ML//Alignment//mechanistic interpretability//circuit

A minimal subgraph of a neural network that implements a specific behavior: the exact set of neurons, attention heads, and MLP layers that collaborate to produce a particular computation.


A minimal subgraph of a neural network that implements a specific behavior: the exact set of neurons, attention heads, and MLP layers that collaborate to produce a particular computation.

The core unit of mechanistic interpretability. Instead of asking "what does this model do?", circuits ask "which exact components do this specific thing, and how do they connect?"

Example: the induction head circuit. Two attention heads work together: the first (previous token head) copies position information, the second (induction head) uses it to predict the next token in a repeated sequence. This is a circuit: specific components, specific wiring, specific behavior.

Finding circuits means ablation: remove or corrupt components and measure what breaks.
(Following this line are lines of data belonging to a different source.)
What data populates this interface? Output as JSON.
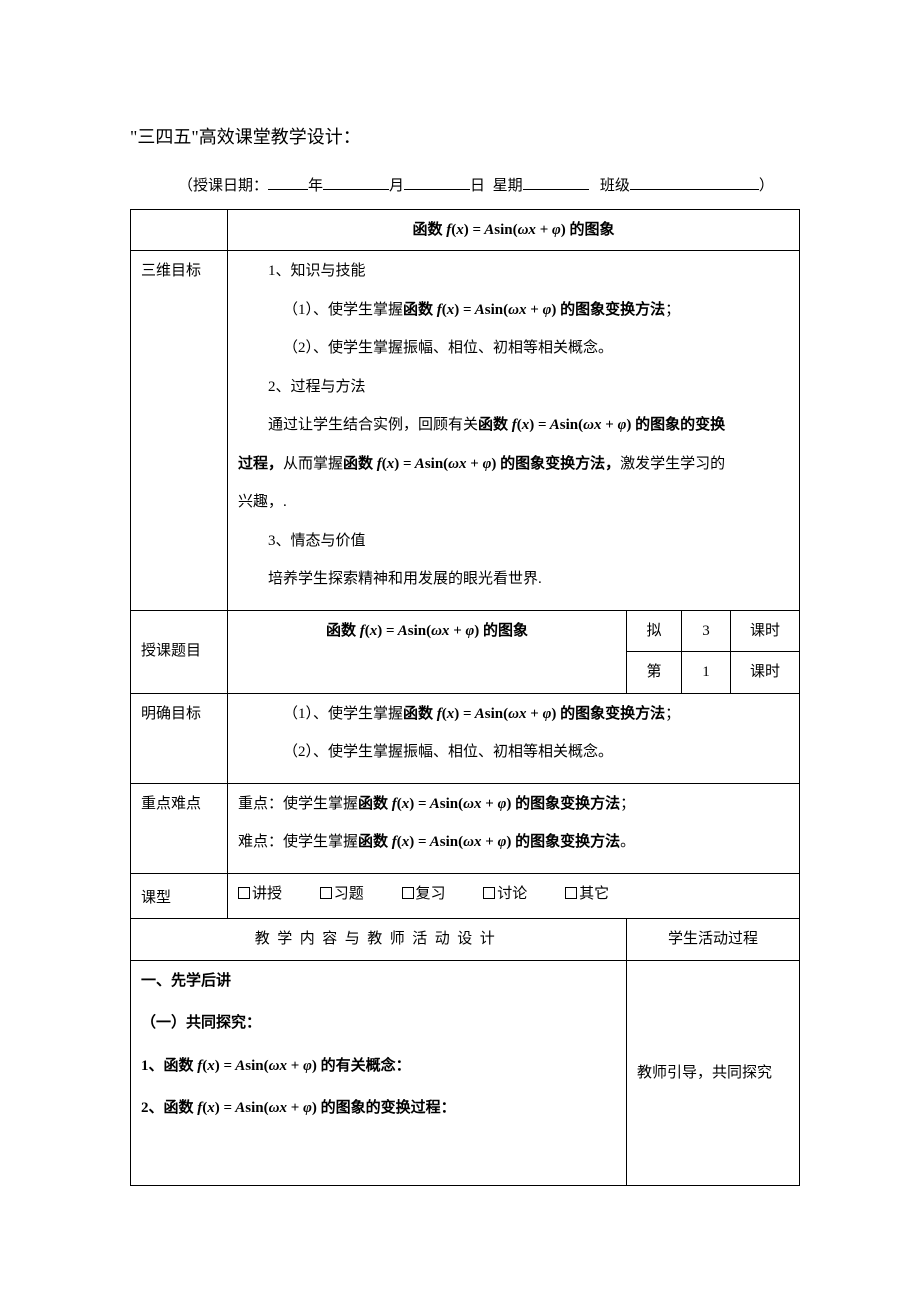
{
  "doc_title": "\"三四五\"高效课堂教学设计：",
  "date_line": {
    "prefix": "（授课日期：",
    "year_label": "年",
    "month_label": "月",
    "day_label": "日",
    "weekday_label": "星期",
    "class_label": "班级",
    "suffix": "）"
  },
  "formula_html": "<span class=\"formula\">f<span class=\"rm\">(</span>x<span class=\"rm\">)</span> <span class=\"rm\">=</span> A<span class=\"rm\">sin(</span>ωx <span class=\"rm\">+</span> φ<span class=\"rm\">)</span></span>",
  "header_row": {
    "prefix": "函数 ",
    "suffix": " 的图象"
  },
  "rows": {
    "sanwei": {
      "label": "三维目标",
      "p1": "1、知识与技能",
      "p2_pre": "（1）、使学生掌握",
      "p2_b_pre": "函数 ",
      "p2_b_suf": " 的图象变换方法",
      "p2_tail": "；",
      "p3": "（2）、使学生掌握振幅、相位、初相等相关概念。",
      "p4": "2、过程与方法",
      "p5_pre": "通过让学生结合实例，回顾有关",
      "p5_b_pre": "函数 ",
      "p5_b_suf": " 的图象的变换",
      "p6_b": "过程，",
      "p6_mid_pre": "从而掌握",
      "p6_mid_b_pre": "函数 ",
      "p6_mid_b_suf": " 的图象变换方法，",
      "p6_tail": "激发学生学习的",
      "p7": "兴趣，.",
      "p8": "3、情态与价值",
      "p9": "培养学生探索精神和用发展的眼光看世界."
    },
    "shouke": {
      "label": "授课题目",
      "mid_pre": "函数 ",
      "mid_suf": " 的图象",
      "ni": "拟",
      "ni_n": "3",
      "ni_unit": "课时",
      "di": "第",
      "di_n": "1",
      "di_unit": "课时"
    },
    "mingque": {
      "label": "明确目标",
      "p1_pre": "（1）、使学生掌握",
      "p1_b_pre": "函数 ",
      "p1_b_suf": " 的图象变换方法",
      "p1_tail": "；",
      "p2": "（2）、使学生掌握振幅、相位、初相等相关概念。"
    },
    "zdnd": {
      "label": "重点难点",
      "p1_pre": "重点：使学生掌握",
      "p1_b_pre": "函数 ",
      "p1_b_suf": " 的图象变换方法",
      "p1_tail": "；",
      "p2_pre": "难点：使学生掌握",
      "p2_b_pre": "函数 ",
      "p2_b_suf": " 的图象变换方法",
      "p2_tail": "。"
    },
    "ketype": {
      "label": "课型",
      "opts": [
        "讲授",
        "习题",
        "复习",
        "讨论",
        "其它"
      ]
    },
    "design": {
      "left": "教学内容与教师活动设计",
      "right": "学生活动过程"
    },
    "body": {
      "h1": "一、先学后讲",
      "h2": "（一）共同探究：",
      "l1_pre": "1、",
      "l1_b_pre": "函数 ",
      "l1_b_suf": " 的有关概念：",
      "l2_pre": "2、",
      "l2_b_pre": "函数 ",
      "l2_b_suf": " 的图象的变换过程：",
      "right": "教师引导，共同探究"
    }
  }
}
If deactivating three attention heads kills the model's ability to do indirect object identification but nothing else, those heads ARE the circuit for that task.
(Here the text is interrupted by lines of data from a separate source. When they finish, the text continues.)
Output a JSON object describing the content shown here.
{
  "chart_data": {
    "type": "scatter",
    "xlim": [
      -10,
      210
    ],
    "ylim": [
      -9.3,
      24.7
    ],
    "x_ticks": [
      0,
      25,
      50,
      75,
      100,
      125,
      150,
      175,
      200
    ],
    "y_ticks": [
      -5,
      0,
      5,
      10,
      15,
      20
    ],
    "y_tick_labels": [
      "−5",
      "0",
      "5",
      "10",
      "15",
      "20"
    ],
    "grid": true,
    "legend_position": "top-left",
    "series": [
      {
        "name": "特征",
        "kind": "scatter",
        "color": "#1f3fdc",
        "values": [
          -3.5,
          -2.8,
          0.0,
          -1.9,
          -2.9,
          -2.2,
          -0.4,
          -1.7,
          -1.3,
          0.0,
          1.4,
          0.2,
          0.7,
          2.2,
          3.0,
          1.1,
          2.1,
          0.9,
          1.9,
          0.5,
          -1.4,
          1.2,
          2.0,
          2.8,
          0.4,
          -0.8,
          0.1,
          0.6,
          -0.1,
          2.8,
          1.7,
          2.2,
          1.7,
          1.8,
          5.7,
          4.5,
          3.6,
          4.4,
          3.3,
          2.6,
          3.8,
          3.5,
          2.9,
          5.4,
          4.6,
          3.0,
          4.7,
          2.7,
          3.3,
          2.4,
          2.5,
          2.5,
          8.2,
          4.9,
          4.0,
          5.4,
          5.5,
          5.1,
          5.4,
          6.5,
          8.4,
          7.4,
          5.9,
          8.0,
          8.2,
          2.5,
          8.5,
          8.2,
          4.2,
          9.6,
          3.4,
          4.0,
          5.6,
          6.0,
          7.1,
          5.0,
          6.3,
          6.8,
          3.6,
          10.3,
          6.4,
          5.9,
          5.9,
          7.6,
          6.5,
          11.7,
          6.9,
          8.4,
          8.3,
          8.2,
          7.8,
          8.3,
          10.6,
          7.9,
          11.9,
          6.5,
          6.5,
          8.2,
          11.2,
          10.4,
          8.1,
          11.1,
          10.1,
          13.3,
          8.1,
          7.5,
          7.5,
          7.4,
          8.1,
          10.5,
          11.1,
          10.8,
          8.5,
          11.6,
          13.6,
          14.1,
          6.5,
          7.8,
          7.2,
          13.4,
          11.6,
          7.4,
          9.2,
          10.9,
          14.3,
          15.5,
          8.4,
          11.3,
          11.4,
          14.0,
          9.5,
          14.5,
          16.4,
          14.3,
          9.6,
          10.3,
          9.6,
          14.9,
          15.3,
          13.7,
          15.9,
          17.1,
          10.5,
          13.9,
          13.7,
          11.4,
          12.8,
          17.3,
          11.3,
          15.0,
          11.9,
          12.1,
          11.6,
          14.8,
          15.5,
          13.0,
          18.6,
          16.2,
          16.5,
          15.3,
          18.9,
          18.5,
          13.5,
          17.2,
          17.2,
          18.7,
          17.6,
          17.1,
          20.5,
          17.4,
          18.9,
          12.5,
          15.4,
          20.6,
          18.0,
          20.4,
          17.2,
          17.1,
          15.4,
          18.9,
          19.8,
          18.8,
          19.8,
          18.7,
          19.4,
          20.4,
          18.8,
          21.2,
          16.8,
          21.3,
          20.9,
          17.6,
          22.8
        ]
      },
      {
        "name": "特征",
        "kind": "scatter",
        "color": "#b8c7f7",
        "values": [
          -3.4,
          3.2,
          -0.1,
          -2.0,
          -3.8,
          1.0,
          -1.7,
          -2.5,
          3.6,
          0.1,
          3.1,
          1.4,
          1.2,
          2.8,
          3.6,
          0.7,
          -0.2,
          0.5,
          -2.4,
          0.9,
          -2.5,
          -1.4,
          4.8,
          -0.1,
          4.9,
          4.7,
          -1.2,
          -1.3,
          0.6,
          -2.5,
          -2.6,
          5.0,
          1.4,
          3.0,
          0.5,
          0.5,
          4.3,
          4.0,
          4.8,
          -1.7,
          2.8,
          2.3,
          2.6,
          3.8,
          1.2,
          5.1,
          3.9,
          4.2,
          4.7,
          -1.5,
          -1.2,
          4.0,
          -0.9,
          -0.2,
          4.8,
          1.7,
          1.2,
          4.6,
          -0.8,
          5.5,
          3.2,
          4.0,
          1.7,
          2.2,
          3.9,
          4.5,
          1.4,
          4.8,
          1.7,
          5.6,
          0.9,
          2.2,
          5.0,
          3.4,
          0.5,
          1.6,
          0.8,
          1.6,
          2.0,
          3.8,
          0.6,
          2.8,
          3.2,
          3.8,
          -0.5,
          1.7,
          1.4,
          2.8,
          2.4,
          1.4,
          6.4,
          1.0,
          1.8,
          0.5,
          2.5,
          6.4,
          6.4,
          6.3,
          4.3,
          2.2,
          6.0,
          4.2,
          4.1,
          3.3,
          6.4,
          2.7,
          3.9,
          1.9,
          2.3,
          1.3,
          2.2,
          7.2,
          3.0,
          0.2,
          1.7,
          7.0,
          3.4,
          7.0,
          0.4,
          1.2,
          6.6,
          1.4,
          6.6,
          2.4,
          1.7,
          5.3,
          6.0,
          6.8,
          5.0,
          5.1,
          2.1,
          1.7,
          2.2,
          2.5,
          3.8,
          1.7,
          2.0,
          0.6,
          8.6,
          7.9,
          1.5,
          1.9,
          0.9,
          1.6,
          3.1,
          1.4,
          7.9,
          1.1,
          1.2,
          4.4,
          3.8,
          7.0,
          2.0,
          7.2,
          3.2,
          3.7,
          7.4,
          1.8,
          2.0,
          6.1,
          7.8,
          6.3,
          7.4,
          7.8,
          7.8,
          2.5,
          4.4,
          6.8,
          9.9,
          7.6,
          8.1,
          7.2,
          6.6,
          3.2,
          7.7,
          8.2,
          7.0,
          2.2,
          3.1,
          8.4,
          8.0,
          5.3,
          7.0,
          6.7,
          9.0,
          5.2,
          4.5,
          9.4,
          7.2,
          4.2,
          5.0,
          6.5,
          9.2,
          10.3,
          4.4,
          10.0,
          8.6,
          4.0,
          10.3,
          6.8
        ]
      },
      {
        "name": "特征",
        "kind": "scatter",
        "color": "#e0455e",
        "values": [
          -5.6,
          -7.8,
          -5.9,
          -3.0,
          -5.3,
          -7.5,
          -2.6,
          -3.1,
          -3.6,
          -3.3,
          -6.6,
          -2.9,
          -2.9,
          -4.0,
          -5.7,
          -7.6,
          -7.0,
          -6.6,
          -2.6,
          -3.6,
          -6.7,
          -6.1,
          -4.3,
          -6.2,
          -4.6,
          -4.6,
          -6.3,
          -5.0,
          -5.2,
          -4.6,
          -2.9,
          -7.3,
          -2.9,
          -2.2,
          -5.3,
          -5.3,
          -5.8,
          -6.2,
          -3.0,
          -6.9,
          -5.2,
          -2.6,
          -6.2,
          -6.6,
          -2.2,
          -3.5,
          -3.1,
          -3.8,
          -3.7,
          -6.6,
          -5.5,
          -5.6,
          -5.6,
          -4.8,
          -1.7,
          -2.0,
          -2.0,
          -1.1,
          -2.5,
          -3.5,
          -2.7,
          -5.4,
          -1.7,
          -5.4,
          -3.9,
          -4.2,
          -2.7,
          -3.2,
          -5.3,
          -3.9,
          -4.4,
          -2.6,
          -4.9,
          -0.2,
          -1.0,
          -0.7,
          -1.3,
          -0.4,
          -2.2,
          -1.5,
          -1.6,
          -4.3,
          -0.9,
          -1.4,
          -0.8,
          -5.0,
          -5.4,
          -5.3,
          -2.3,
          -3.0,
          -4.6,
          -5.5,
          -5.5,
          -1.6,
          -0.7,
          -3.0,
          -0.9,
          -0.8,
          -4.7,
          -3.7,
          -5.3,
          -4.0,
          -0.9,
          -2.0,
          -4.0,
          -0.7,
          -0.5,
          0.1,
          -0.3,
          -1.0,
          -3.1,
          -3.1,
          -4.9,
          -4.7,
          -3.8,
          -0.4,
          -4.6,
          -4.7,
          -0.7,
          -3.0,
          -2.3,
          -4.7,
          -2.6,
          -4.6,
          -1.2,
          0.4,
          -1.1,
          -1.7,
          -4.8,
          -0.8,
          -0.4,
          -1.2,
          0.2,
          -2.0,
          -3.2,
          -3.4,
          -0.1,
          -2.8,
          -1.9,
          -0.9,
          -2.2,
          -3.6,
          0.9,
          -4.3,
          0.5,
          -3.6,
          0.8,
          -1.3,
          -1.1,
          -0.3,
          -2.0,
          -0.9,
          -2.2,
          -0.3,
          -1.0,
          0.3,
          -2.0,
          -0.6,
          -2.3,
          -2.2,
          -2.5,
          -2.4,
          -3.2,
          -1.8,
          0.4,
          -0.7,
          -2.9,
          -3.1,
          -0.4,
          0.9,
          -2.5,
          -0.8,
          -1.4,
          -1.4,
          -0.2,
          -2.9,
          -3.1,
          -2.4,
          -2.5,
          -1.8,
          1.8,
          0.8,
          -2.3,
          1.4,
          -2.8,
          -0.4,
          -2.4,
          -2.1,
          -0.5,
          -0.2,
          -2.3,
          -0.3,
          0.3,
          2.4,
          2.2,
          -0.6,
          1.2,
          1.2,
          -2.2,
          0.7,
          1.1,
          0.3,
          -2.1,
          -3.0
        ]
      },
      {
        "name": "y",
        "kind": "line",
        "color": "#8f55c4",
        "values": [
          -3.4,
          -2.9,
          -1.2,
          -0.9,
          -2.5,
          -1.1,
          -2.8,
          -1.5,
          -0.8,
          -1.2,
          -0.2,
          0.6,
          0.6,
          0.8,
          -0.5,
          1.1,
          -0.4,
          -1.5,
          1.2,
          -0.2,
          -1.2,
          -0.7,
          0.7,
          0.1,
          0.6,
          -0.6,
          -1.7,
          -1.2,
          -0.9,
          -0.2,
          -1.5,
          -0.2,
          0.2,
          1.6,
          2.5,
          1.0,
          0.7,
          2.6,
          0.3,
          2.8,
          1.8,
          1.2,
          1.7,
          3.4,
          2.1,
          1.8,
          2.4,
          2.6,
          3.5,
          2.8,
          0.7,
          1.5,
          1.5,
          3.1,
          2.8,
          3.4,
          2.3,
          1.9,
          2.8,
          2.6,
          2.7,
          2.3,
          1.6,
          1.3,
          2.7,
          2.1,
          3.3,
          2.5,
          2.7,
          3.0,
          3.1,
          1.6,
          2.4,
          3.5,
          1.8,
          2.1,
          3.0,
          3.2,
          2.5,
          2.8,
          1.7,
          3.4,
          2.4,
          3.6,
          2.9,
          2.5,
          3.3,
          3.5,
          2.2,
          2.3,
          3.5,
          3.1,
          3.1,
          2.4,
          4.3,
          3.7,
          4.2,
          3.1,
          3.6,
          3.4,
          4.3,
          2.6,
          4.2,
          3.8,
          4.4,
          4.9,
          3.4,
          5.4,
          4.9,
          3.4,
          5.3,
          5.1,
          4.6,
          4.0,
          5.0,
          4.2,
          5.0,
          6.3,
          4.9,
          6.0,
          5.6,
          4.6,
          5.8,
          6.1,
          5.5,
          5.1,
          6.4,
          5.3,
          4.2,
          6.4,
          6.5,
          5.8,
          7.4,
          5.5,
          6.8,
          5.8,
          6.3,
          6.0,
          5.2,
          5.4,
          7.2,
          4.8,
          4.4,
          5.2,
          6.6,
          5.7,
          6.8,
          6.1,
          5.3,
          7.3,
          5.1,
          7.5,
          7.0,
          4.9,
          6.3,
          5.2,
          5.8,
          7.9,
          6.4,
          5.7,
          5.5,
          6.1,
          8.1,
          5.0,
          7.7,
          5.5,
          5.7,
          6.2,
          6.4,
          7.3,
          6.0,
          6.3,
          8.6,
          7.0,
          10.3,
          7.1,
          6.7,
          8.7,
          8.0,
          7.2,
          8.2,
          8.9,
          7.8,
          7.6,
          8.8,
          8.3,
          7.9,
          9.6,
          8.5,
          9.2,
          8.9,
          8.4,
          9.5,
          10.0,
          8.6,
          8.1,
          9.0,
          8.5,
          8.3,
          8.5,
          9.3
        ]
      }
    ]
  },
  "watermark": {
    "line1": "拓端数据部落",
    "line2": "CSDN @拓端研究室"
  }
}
Circuits can be composed: simple circuits combine into more complex behaviors. The superposition problem is that circuits overlap; the same neurons participate in multiple circuits, making them hard to isolate.

This is why sparse autoencoders matter: they decompose superposition into individual features, making it possible to trace which features activate which circuits. SAEs are the microscope, circuits are what you find under it.

The residual stream is the communication bus: circuits write to it and read from it. Understanding circuits means understanding what information flows through the residual stream at each layer.